When Mayor Richard Riordan offered a plan last month to divvy up the coming budget year's pool of federal human services grants, he said he wanted to make sure to get the most bang for each buck.
To that end, he proposed using parts of the $151 million in federal Community Development Block Grant and supplemental program funds on carefully targeted projects to help improve 11 neighborhoods, build child-care facilities and aid specific economic development efforts--for example, a parking structure for Capitol Records in Hollywood.
But advocates of adding affordable housing to Los Angeles' perennially short supply did the math--and realized that the mayor's plan would subtract nearly $14 million from the programs aimed at providing homes for some of the city's neediest residents.
"Any reduction in the funds available for the production and preservation of housing . . . should be absolutely rejected," developer Lou Bernardy told a City Council committee at a hearing Wednesday on the mayor's plans for the grants.
Bernardy joined other members of the Southern California Assn. of Nonprofit Housing, who packed the small City Hall hearing room to urge the Housing and Community Redevelopment Committee to change Riordan's plan.
Among the statistics that they cited: At least 40,000 Angelenos live in illegally converted garages or other unsafe dwellings, and a large majority of families whose working members earn minimum wage are forced to pay 80% of their income for rent.
Nothing dramatized the group's point quite as strongly as the two grieving figures at the front of the room--Sabrina Burnett, who recently lost five children when fire roared through the converted garage where they lived, and her surviving son, Maurice Burnett.
"We should help the children" by making safe, affordable housing a top priority, Maurice Bennett told the committee. "It won't bring back my brothers and sisters, but we can try to prevent this from happening again.
"Shelter is a must--food, water, shelter, that's mandatory. . . . If you have no shelter, you have nothing," Burnett said.
Committee Chairman Rudy Svorinich Jr., who had applauded the mayor's plan as a bold innovation when it was proposed last month, thanked the Burnetts profusely "for being here in the memory of your children." The council members also asked city officials whether at least some of the housing funds could be restored by shaving some of the $6 million proposed by the mayor for child-care centers.
With such questions still on the table, Svorinich's committee delayed action on the plan until March 14. The full council must act by March 21 to meet a federal deadline to submit a spending plan for the grants, which will be disbursed April 1.
The tug of war over the grant funds provided yet another example of competing priorities in an era of tight city resources and growing needs.
Like any elected official's spending considerations, Riordan's plan reflects his priorities and his views on how best to get things done. The $6 million that he earmarked for building child-care facilities was in response to one of the most pressing social issues of the day. One of the members of the recently established city Commission on Children, Youth and Their Families testified Wednesday that in some parts of town, there are 131 children for each day-care slot.

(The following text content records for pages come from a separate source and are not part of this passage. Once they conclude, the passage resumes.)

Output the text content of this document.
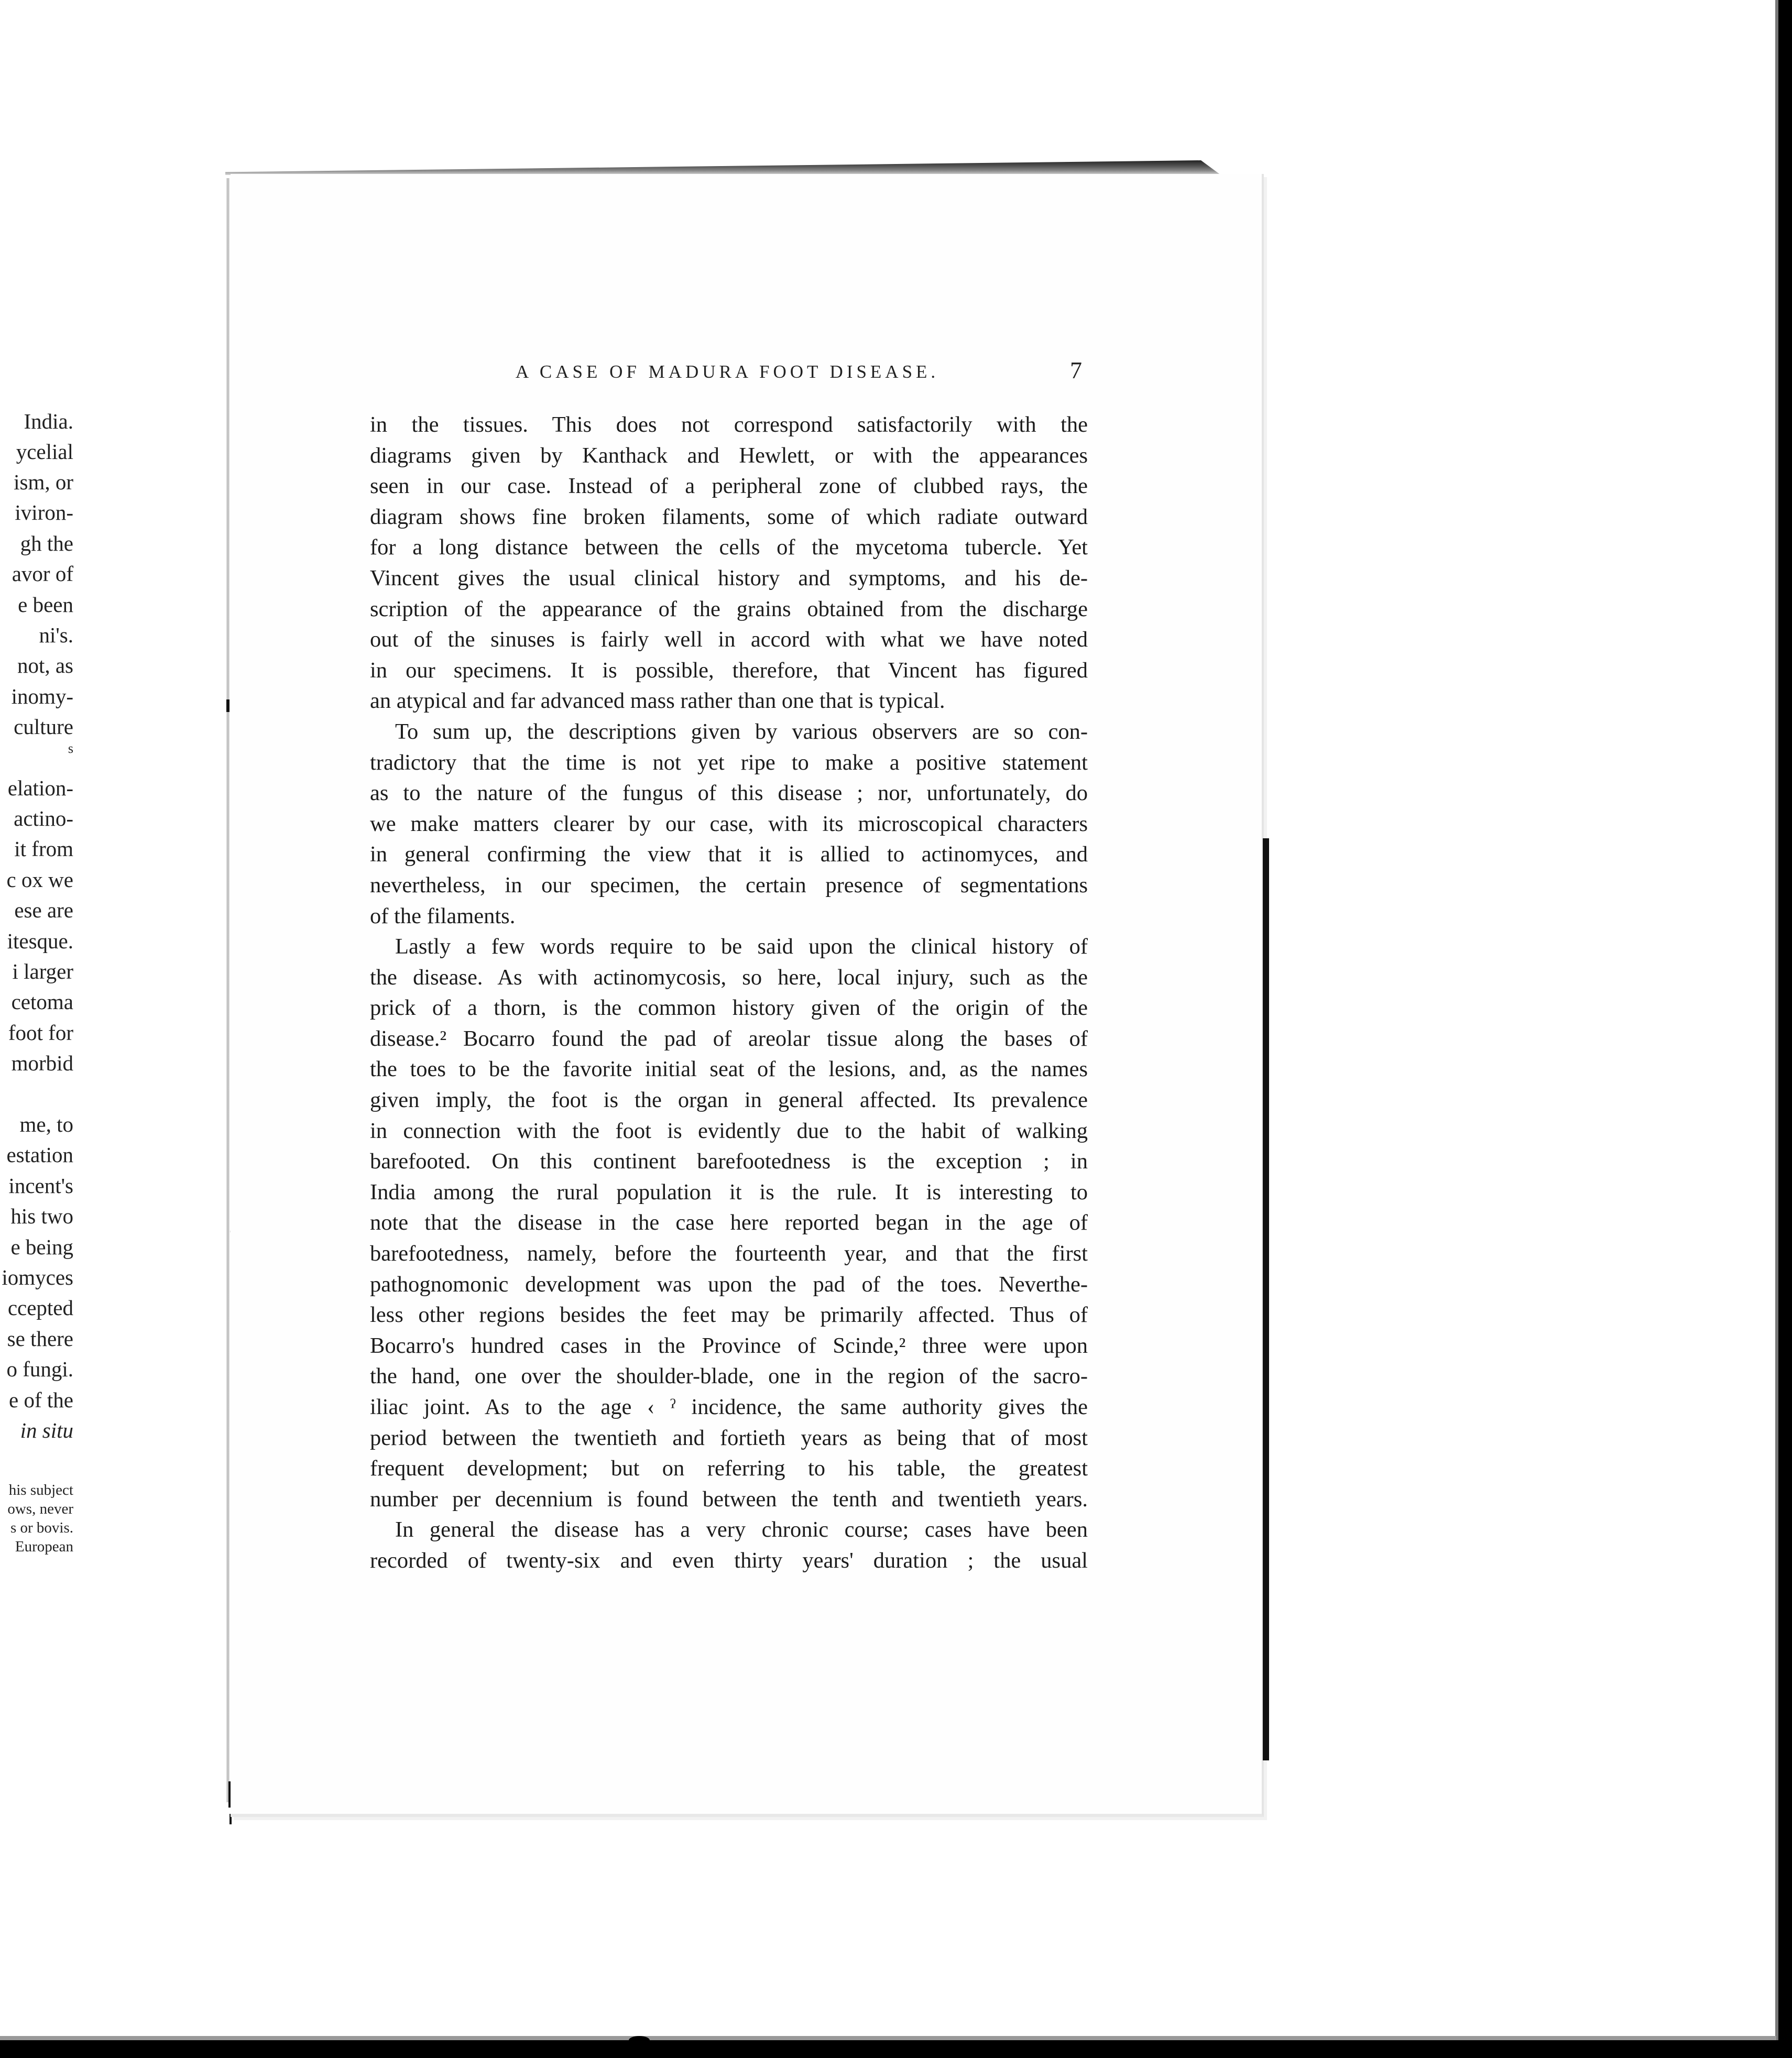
India.
ycelial
ism, or
iviron-
gh the
avor of
e been
ni's.
not, as
inomy-
culture
s
elation-
actino-
it from
c ox we
ese are
itesque.
i larger
cetoma
foot for
morbid
me, to
estation
incent's
his two
e being
iomyces
ccepted
se there
o fungi.
e of the
in situ
his subject
ows, never
s or bovis.
European
A CASE OF MADURA FOOT DISEASE.	7
in the tissues. This does not correspond satisfactorily with the
diagrams given by Kanthack and Hewlett, or with the appearances
seen in our case. Instead of a peripheral zone of clubbed rays, the
diagram shows fine broken filaments, some of which radiate outward
for a long distance between the cells of the mycetoma tubercle. Yet
Vincent gives the usual clinical history and symptoms, and his de-
scription of the appearance of the grains obtained from the discharge
out of the sinuses is fairly well in accord with what we have noted
in our specimens. It is possible, therefore, that Vincent has figured
an atypical and far advanced mass rather than one that is typical.
To sum up, the descriptions given by various observers are so con-
tradictory that the time is not yet ripe to make a positive statement
as to the nature of the fungus of this disease ; nor, unfortunately, do
we make matters clearer by our case, with its microscopical characters
in general confirming the view that it is allied to actinomyces, and
nevertheless, in our specimen, the certain presence of segmentations
of the filaments.
Lastly a few words require to be said upon the clinical history of
the disease. As with actinomycosis, so here, local injury, such as the
prick of a thorn, is the common history given of the origin of the
disease.² Bocarro found the pad of areolar tissue along the bases of
the toes to be the favorite initial seat of the lesions, and, as the names
given imply, the foot is the organ in general affected. Its prevalence
in connection with the foot is evidently due to the habit of walking
barefooted. On this continent barefootedness is the exception ; in
India among the rural population it is the rule. It is interesting to
note that the disease in the case here reported began in the age of
barefootedness, namely, before the fourteenth year, and that the first
pathognomonic development was upon the pad of the toes. Neverthe-
less other regions besides the feet may be primarily affected. Thus of
Bocarro's hundred cases in the Province of Scinde,² three were upon
the hand, one over the shoulder-blade, one in the region of the sacro-
iliac joint. As to the age ‹ ˀ incidence, the same authority gives the
period between the twentieth and fortieth years as being that of most
frequent development; but on referring to his table, the greatest
number per decennium is found between the tenth and twentieth years.
In general the disease has a very chronic course; cases have been
recorded of twenty-six and even thirty years' duration ; the usual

Similarly, helping residents improve their neighborhoods has been a goal of Riordan's since he took office four years ago. Neighborhood revitalization is a prominent plank in the mayor's reelection campaign platform this spring.

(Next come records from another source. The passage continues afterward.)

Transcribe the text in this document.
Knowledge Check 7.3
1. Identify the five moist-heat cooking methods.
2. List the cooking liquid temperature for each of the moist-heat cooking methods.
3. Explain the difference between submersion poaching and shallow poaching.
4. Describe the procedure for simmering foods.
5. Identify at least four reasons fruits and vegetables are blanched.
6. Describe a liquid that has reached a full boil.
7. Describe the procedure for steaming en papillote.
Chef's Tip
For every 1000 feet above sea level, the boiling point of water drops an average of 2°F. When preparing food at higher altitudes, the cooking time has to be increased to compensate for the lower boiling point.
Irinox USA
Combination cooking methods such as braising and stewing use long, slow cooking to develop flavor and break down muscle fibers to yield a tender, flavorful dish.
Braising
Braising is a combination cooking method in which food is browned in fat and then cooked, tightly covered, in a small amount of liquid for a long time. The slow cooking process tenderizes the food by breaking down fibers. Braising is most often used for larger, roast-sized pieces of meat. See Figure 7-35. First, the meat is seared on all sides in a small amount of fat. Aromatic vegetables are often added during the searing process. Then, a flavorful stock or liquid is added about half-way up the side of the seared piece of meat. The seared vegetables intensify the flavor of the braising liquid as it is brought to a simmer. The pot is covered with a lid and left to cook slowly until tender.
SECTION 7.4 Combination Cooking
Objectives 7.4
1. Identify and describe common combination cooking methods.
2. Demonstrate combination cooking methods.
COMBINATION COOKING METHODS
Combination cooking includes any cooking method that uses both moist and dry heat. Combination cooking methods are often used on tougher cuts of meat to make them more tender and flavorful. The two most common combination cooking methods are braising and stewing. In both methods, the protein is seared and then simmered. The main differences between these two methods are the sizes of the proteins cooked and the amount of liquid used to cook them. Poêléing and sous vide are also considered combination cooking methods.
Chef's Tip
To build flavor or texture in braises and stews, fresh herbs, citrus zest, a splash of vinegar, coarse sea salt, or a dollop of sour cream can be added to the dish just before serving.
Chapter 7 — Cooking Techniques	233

Riordan also has often talked of the need to "leverage" funds by combining them with other funds in targeted areas.
His Targeted Neighborhoods Initiative is an illustration of this concept. He wants to funnel about $3 million over a three-year period to 11 city neighborhoods. The idea is to provide residents and merchants with resources to do what they believe is needed, then move those resources to other communities once the turnaround efforts are underway.